Trial reveals governor's wife had 'crush' on CEO
By Larry O'Dell and Alan Suderman
RICHMOND, Va. (AP) - The corruption trial for ex-Virginia Gov. Bob McDonnell and his wife plunged Tuesday into the sordid details of the couple's marriage and the former first's lady's "crush" on a businessman accused of lavishing them with gifts and cash in exchange for promoting his company.
The McDonnells are charged in a 14-count indictment with accepting more than $165,000 in loans, designer clothes, vacations and a Rolex watch from Jonnie Williams, the CEO of dietary supplements maker Star Scientific. If convicted, they could face decades in prison.
Assistant U.S. Attorney Jessica Aber said during opening statements that McDonnell and his wife betrayed the public's trust by lining their pockets with "secret gifts and cash." McDonnell, a once-rising star in the Republican party who left office in January, had a duty "not to sell the power and influence of his office to the highest bidder," Aber said.
"Mr. and Mrs. McDonnell knew what Mr. Williams wanted and gave it to him," she said.
Attorneys for the McDonnells told jurors the governor did what any of his predecessors would do for a Virginia-based company. They questioned Williams' character and said the couple couldn't have been scheming together because their marriage was falling apart.
Maureen McDonnell's lawyer, William A. Burck, said the former first lady was "duped" by Williams into thinking he cared for her. Williams filled a "void" in her life, and she and her husband were pretending to be a happy couple although their marriage had "broken down" long ago, Burck said.
"They were barely on speaking terms," Burck said.
A lawyer for the former governor said Bob McDonnell will testify on his own behalf and will read an email in which he begged his wife to work things out with him.
"It fell upon blind eyes and deaf ears because that evening, Maureen was distracted by other interests," defense attorney John Brownlee said.
Brownlee said the government went to great lengths looking for people to say bad things about his client, even sending investigators to interview former presidential candidate Mitt Romney and his wife, and "came up empty." McDonnell was widely mentioned as a possible Romney running mate in 2012.
Brownlee said the long hours Bob McDonnell spent at work fueled Maureen McDonnell's anger and resentment.
"She hated him for not being around, for serving the public night and day and not having anything left for her," Brownlee said, adding that the void allowed an outsider to "invade and poison their marriage."
The McDonnells arrived separately at federal court over the past two days, a sharp contrast to the united front they showed when they were indicted 10 days after he left office in January. Before the trial, they often held hands in the courthouse.
The McDonnells' attorneys sought to have them tried separately, but the judge refused. The former first lady's attorneys have suggested that she was not an elected or paid official and therefore not tied to the same scrutiny as her husband.

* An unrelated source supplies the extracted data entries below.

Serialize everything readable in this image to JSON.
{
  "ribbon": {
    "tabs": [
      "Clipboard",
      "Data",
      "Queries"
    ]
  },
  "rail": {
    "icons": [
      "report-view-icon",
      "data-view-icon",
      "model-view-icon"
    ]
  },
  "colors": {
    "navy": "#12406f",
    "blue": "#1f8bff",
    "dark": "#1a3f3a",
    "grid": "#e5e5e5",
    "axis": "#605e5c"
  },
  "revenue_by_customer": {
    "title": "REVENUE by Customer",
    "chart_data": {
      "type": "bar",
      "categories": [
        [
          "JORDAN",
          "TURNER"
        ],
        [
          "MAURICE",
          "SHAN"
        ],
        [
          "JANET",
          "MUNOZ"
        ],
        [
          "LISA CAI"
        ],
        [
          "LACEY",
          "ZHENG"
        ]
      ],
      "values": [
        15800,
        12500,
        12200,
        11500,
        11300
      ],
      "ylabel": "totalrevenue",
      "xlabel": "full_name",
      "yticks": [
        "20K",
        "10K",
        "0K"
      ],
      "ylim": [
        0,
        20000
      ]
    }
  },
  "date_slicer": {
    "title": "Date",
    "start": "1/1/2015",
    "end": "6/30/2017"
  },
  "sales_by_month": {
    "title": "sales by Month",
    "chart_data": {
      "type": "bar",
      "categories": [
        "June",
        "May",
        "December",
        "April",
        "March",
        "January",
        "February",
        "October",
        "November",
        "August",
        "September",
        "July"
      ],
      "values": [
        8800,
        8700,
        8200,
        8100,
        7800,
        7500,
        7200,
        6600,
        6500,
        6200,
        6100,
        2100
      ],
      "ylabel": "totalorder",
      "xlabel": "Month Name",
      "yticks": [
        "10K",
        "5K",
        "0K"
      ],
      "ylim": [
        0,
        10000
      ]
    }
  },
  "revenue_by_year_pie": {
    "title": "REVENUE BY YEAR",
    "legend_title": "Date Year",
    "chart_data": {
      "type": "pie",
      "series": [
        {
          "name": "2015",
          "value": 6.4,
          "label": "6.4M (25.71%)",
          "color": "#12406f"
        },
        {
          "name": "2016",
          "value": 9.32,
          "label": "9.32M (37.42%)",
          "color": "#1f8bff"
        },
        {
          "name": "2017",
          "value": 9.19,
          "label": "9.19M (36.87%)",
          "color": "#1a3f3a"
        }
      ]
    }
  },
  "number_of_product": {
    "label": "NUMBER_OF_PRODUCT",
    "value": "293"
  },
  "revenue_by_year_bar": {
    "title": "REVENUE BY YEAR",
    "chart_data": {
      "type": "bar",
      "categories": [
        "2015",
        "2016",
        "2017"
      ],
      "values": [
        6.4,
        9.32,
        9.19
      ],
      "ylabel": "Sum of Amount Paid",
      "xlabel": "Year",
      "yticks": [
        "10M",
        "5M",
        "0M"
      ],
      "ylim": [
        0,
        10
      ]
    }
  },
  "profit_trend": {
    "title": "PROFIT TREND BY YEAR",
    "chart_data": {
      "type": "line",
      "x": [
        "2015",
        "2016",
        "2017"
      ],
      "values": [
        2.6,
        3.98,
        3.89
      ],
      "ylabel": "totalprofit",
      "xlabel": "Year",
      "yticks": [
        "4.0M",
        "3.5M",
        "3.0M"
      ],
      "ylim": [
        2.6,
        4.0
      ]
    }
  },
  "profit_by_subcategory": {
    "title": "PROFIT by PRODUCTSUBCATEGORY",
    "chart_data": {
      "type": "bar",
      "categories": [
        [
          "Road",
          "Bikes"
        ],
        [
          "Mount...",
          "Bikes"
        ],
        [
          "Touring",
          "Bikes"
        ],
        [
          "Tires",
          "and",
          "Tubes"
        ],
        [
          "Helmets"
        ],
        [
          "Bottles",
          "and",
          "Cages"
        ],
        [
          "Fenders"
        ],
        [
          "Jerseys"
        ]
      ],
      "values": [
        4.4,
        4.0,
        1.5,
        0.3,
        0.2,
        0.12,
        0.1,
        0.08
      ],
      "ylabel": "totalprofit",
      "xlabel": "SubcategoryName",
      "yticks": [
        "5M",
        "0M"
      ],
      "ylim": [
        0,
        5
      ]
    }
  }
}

Burck said Williams and Maureen frequently exchanged text messages and phone calls, and that Williams often visited the Executive Mansion. Burck said the pair had a relationship that "some people would consider inappropriate" and that one potential witness may describe Williams as Maureen McDonnell's "favorite playmate." He did not indicate that their relationship was physical.
Joseph E. diGenova, a former federal prosecutor not affiliated with the case, said the defense team is airing details of the couple's troubled marriage as a way "to create some sympathy" and show that Bob McDonnell could have been unaware of the dealings between Maureen McDonnell and Williams.
The strategy could backfire, he said.
"There's always a risk the jury will think it's a ploy," diGenova said.
Aber, the prosecutor, told the jury that the luxury gifts and frequent text messaging between Williams and Maureen McDonnell were "always just a business relationship and nothing more."
She showed the jury a photo of Bob McDonnell, smiling broadly and wearing sunglasses, driving Williams' Ferrari during a vacation at Williams' lake house.
Legal experts have said one of the key questions for the jury will be whether McDonnell believed it was criminal to accept the gifts while supporting Williams' efforts to grow a Virginia business. The former governor is accused of setting up a meeting between Williams and a state health official, hosting a product launch reception at the Executive Mansion and attending a dinner and seminar aimed at persuading doctors to recommend a Star Scientific product.
Brownlee said McDonnell, whose campaign slogan was "Bob's for Jobs," spoke favorably of all Virginia businesses.
"Bob McDonnell eats Virginia ham, he drinks Virginia wine, and my guess is if he smoked he'd smoke Virginia cigarettes," Brownlee said.
Brownlee attacked Williams' credibility, calling him a "master manipulator" who deceived the McDonnells and the government to receive immunity. Williams may have illegally sold $10 million worth of Star Scientific shares to a friend in secret, according to Burck.